いろいろと熟知したプロダクションの幅が広いことも、ラトーを際立たせる要素だ。アトランタ出身らしく、トラップとラチェットをベースにしているが、トレンドに対する強迫観念はないように見える。例を挙げると、2021年に発表した「Big Energy」は、トム・トム・クラブ(Tom Tom Club)のポスト・ディスコの名曲「Genius of Love」をサンプリングした1990年代のポップラップ・スタイルの曲で、去る2月に公開した「Lottery (feat. LU KALA)」は、完全に昔のディスコを中心に持ってきた曲だ。一方、カーディ・Bとともに2023年に発表したシングル「Put It On Da Floor Again」も、ラトーのタフなカラーを余すところなく見せる。
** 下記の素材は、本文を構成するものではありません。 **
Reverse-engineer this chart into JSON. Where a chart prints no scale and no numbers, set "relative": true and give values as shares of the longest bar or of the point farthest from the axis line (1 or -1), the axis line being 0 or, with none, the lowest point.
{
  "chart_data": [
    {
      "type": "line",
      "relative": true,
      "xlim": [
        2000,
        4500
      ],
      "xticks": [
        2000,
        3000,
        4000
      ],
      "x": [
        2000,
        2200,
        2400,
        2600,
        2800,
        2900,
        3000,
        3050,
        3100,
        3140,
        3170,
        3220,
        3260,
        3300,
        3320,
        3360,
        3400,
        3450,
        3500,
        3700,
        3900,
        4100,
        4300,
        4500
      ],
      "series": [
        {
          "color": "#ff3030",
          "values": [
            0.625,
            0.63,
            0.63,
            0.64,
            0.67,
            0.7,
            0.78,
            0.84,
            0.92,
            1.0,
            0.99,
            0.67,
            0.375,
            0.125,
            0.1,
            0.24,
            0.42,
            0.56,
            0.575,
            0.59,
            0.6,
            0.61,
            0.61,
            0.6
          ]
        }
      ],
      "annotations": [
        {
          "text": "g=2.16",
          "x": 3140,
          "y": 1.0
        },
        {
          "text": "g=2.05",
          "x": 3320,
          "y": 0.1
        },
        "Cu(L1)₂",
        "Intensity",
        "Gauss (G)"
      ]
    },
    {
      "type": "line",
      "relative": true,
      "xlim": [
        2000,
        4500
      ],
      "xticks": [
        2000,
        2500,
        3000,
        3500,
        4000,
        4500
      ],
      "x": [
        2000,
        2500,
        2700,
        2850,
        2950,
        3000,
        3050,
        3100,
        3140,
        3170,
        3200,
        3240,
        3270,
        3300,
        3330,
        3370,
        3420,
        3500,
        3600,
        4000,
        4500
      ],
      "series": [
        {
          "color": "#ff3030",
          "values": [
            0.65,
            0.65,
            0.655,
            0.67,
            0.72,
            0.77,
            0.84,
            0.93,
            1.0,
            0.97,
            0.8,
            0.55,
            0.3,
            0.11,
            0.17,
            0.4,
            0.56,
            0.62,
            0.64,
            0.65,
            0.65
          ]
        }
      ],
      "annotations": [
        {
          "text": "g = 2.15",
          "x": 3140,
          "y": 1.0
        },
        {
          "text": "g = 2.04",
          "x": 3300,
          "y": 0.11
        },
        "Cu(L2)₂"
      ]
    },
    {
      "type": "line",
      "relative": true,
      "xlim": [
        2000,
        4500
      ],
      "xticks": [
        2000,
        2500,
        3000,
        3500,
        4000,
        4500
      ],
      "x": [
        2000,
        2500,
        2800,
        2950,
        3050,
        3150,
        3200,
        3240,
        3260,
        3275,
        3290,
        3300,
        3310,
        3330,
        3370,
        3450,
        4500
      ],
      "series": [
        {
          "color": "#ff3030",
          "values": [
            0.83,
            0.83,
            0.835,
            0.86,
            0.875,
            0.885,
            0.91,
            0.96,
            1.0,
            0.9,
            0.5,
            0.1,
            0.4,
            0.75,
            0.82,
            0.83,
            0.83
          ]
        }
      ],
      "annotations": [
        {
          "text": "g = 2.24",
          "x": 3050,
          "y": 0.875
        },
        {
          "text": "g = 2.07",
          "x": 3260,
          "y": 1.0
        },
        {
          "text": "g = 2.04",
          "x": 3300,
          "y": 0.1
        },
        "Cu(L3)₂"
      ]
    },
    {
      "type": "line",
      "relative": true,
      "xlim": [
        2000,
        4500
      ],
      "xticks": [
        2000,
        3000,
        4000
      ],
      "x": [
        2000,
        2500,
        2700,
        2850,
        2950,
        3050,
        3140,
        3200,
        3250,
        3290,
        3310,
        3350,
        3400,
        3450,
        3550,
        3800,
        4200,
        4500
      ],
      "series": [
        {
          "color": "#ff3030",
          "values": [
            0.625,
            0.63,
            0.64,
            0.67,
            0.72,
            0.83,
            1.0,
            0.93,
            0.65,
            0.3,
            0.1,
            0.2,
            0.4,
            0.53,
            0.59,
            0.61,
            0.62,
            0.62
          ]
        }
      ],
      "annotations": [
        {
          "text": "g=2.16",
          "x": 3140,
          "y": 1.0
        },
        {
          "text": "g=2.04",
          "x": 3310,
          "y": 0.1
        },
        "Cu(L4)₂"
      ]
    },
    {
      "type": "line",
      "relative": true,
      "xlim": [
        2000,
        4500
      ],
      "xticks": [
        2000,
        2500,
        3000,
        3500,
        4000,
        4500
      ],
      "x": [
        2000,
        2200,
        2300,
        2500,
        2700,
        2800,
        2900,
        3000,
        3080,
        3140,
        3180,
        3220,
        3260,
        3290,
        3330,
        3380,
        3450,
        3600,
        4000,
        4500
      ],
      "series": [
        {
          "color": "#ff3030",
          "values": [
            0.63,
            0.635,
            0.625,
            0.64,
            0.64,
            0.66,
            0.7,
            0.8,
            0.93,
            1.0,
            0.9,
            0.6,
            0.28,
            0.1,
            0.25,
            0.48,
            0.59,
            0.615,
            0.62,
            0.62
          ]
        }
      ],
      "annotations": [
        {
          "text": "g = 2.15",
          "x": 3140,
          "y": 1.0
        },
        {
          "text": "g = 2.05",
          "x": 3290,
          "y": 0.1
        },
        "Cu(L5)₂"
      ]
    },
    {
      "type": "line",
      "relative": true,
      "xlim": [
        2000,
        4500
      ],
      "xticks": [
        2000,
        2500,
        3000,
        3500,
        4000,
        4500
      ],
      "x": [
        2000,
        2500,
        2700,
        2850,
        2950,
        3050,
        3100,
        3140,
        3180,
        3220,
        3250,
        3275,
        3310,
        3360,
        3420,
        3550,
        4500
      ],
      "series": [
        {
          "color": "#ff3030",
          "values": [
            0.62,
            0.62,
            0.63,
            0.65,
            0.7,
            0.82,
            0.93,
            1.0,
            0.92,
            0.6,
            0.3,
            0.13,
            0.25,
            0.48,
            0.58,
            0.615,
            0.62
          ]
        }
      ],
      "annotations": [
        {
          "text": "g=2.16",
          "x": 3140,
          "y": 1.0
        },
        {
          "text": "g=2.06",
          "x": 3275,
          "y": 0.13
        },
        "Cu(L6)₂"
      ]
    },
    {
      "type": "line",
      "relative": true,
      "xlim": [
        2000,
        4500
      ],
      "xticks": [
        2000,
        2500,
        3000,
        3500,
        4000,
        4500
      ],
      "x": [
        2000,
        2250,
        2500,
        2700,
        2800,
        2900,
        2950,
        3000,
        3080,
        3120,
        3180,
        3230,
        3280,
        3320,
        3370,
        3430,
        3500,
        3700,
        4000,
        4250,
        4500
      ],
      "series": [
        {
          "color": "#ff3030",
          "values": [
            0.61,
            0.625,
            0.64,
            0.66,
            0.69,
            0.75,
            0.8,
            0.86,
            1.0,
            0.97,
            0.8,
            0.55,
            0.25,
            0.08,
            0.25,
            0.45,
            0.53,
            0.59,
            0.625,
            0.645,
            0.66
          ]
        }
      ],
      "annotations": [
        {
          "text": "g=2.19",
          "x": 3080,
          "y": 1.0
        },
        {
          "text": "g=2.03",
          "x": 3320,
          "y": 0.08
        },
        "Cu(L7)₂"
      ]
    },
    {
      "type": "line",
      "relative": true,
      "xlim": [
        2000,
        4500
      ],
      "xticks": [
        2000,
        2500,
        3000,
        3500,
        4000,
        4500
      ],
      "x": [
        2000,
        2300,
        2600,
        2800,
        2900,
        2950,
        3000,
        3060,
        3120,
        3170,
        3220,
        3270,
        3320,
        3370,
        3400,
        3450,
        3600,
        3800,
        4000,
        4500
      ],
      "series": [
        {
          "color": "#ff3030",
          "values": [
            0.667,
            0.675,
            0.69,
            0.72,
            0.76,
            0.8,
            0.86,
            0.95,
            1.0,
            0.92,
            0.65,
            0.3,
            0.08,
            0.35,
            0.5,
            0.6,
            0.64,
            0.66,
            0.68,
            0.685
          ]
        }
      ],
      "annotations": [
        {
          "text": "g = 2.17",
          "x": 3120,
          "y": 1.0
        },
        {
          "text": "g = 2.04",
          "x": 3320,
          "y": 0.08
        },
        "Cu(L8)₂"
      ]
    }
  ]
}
クラブバンガーとは程遠い、威嚇的なドリルのプロダクションの上で、ずる賢い人々に警告し、富を誇示する。

 

「Put It On Da Floor Again (feat. Cardi B)」のオリジナル・ソロバージョンである「Put It On Da Floor」で、ラトーはSNSでの不愉快な出来事をきっかけに不和になったニッキー・ミナージュをディスった。ニッキー・ミナージュは、ラトーが子どもの頃から大好きで、音楽的に最も大きな影響を受けたと明かしているラッパーだ。しかしいくらリスペクトしてきた人物だと言っても、自分の世界に害を与えるなら容赦なく反撃する。そしてそうやって強烈なエネルギーを噴き出すハードコア・ラッパーは、ポップスとヒップホップを行き来する官能的なラップスターと同じくらい、ラトーの重要なキャラクターだ。彼女のもう一つの名前は「ビッグ・ラトー(Big Latto)」だ。確実に彼女は、ヒップホップシーンにおいて次第により大きな存在になっている最中だ。